第二章 ゼロからのスタート

TOTO工場内の設備工事

一九七〇(昭和四十五)年ごろ、山国川の堤防工事が始まるというので、工場と自宅は立ち退かなければならなくなりました。借地に建てたバラックの家と工場です。

立ち退き料も雀の涙ほどでしたが、すぐに移転をしなくてはなりません。新しく土地を買って、工場も家も建てるという資金などとてもありません。

そんな中、ある方が六百坪の土地を紹介してくれました。私は土地は二百坪もあればいいと思っていましたから、「そんな大きな土地はいりません」と断りました。

紹介者は当時三十一歳の私に、「あんたは若いんだから、将来のために買っておきなさい」と強く勧めてくれました。同時に土地も工場も家もとなると、かなりの資金が必要になります。

紹介してくれた方が銀行にも相談してくださり、F銀行の支店長も融資に協力的でした。これも弊社の安定した取引と、私を信用してくださったのだと思います。

私は新たなスタートを決意しました。工場建設用の鉄骨鋼材は中古鋼材を扱うところがあるというので、北九州の鋼材商会に見に行きました。

そこにはアメリカ規格(インチサイズ)で輸出用だった鋼材が残っていて、日本の規格に合わないということで山積みにされていました。サイズが違うといっても数ミリのことです。自分の工場に使うのに何の問題もありません。

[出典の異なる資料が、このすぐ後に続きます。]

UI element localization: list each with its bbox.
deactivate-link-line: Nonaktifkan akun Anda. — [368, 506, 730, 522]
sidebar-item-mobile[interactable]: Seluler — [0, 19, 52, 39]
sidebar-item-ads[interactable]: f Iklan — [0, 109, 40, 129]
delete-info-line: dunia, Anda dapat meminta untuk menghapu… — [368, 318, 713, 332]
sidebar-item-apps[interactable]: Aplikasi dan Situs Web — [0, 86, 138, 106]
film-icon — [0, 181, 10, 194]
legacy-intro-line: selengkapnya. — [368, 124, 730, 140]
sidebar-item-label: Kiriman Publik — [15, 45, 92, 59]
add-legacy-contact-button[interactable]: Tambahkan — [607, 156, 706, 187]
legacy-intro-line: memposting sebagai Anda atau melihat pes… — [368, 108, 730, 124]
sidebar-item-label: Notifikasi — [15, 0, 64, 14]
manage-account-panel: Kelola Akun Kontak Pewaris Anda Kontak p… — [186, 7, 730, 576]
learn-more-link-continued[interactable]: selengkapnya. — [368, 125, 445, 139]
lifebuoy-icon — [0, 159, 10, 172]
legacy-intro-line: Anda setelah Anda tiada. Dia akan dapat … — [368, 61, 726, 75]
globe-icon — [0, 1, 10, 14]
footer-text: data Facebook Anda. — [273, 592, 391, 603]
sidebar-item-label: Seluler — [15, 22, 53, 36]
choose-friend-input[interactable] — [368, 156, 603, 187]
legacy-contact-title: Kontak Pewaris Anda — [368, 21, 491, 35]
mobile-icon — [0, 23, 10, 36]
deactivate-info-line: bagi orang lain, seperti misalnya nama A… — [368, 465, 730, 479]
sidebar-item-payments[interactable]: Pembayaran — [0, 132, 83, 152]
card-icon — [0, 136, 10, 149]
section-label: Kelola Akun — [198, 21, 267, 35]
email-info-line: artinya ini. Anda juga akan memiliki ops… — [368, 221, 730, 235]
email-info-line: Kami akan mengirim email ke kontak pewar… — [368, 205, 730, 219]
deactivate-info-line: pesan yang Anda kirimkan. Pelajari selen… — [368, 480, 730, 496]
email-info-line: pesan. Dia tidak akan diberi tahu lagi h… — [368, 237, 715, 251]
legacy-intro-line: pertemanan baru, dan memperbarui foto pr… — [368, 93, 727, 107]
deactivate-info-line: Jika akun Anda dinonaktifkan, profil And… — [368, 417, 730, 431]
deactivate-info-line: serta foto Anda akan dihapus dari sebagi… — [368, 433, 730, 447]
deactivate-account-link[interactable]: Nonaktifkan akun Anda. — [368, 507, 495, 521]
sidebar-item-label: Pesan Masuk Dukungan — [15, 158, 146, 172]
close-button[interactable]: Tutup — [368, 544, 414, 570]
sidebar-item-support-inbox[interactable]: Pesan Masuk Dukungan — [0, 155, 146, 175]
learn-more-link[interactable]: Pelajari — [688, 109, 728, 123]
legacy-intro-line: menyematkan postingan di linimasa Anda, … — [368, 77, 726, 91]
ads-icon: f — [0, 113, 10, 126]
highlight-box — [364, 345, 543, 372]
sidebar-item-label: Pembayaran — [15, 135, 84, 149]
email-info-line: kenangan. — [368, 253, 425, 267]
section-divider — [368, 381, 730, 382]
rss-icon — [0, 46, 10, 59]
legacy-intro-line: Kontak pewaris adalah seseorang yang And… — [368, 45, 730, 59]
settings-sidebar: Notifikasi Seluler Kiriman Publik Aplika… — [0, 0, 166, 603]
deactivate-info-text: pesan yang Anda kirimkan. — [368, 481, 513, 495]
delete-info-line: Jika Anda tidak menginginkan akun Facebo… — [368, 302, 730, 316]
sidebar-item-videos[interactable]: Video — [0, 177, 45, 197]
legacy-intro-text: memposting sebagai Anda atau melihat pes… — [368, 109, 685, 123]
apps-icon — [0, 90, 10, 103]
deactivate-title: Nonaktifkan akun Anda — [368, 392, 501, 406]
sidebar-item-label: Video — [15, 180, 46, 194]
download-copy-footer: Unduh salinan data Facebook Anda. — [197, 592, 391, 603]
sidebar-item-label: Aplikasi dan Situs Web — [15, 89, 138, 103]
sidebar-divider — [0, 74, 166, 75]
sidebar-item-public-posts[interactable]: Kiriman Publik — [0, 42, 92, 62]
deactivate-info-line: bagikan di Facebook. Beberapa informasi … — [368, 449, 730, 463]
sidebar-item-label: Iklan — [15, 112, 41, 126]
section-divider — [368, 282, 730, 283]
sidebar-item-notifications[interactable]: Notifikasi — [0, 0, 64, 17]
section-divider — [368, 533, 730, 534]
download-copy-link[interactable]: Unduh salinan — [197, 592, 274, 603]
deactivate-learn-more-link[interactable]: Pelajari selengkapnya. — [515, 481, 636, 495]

単価も通常より安く設定してくれ、工場建設のすべての鋼材をここで仕入れることができました。鉄骨の建屋を自前で作り、二百五十平方メートルの工場が建ちました。

自宅も同時に建てなくてはなりません。知人が、ある建設会社が木材の切り込みまでして建てるばかりになっていたところ、何かの都合で発注者が建てられなくなったそうで、建材をそのまま入手して建てれば安あがりになると言って紹介してくれました。